Ann Cameron Siegal
THE WASHINGTON POST – It’s hard not to giggle at the clumsy, clownish walk of a brown pelican. But their graceful flying in precise formations is awe-inspiring.
Bill Portlock, a retired educator with the Chesapeake Bay Foundation, became interested in them years ago when he first saw them “plunge diving” – making a headfirst dive from as much as 65 feet up, zooming arrowlike with folded wings into water for food. Their expanding gular (throat) pouches can scoop up to three gallons of water while catching fish.
The quirky birds will soon return to the Chesapeake Bay after wintering on the Southern coast. They are fascinating to observe but even more interesting after learning about their survival story.
In 1970, brown pelicans were put on the United States (US) government’s endangered species list. The insect-killing chemical DDT, which had been used for several decades, contaminated fish, the pelicans’ main food source. The chemical harmed the pelicans’ abilities to breed.
“Their eggshells were too thin to allow successful incubation by their parents,” Portlock said. DDT was banned in 1972.
Not regularly seen around the Bay until 1987, there were 63 breeding pairs of brown pelicans in 1993 and more than 900 pairs by the late 1990s. They were taken off the endangered species list in 2009, and today there are more than 2,500 pairs.
“Climate change creates an expanded breeding season,” said Dave Brinker, central region ecologist with Maryland’s Department of Natural Resources. Warm weather lasts beyond summer. With islands free of raccoons and other pelican-chick predatorsand water full of fish called menhaden to eat, “pelicans found the Bay and liked it,” Brinker said.
Most brown pelicans migrate south for the winter.

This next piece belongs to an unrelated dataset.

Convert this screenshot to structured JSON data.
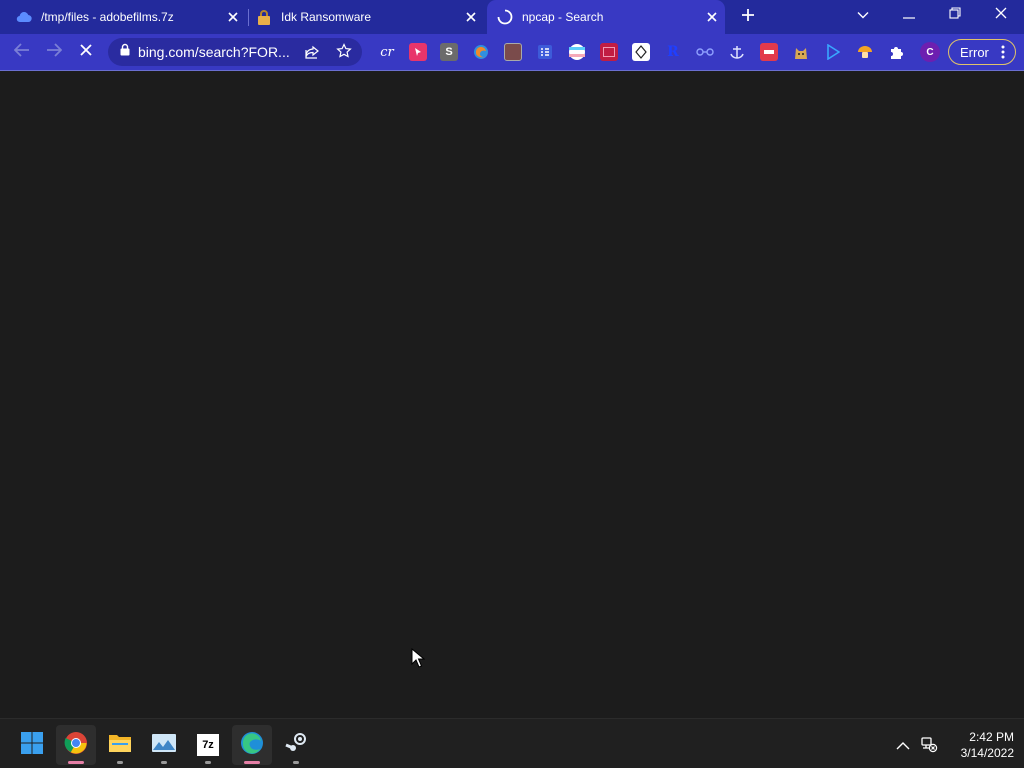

Even there, sudden cold snaps can happen as they did this year.
On Oak Island, North Carolina, in late February, Sea Biscuit Wildlife Shelter treated 16 juvenile brown pelicans having problems moving and eating because of frostbite on their feet and in their gular pouches.

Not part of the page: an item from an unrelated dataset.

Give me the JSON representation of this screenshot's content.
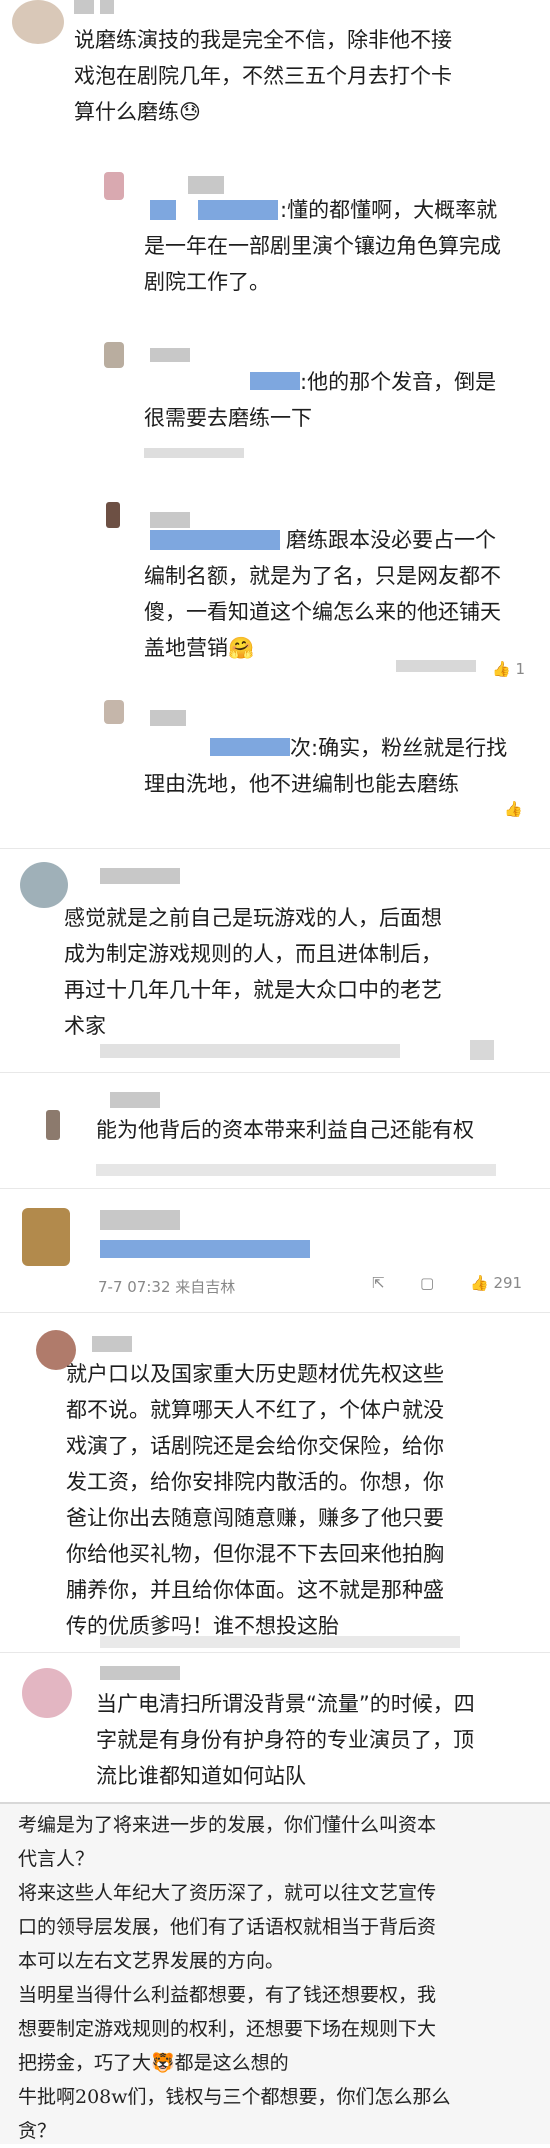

“Some young pelicans make poor choices,” said Mary Ellen Rogers, the shelter’s founder. Adult pelicans typically know to head to warmer areas before getting frostbite.
Rogers’s patients are being released now that the temperatures are consistently above 40 degrees.
“Most of the frostbite issues are mild and healing. Only a couple might lose enough web tissue to (prevent) release,” she said.
Brown pelicans also face habitat loss as rising sea levels and more frequent storms flood their breeding sites.
“They are constantly searching for suitable nesting habitats,” said coastal biologist Ruth Boettcher of Virginia’s Department of Wildlife Resources.
Five years ago, a storm washed out their usual sandy ground-nesting site on Wreck Island (a barrier island on Virginia’s Eastern Shore). Pelicans moved into large shrubs and small trees typically occupied by herons and ibises.
“There is constant competition for higher ground,” Boettcher said.
That nesting adaptability helps. “Forty percent of all water birds in the Bay are declining in population because of habitat loss, but pelicans and cormorants are increasing,” Portlock said.
But scientists need to keep an eye on the birds, which Portlock called “early messengers” of how their environment is doing. A rise or decline in population can indicate environmental changes or the presence of toxins that could also affect humans.
“They’re not only fun to watch,” he said, “they can give us a window into their world and ours.”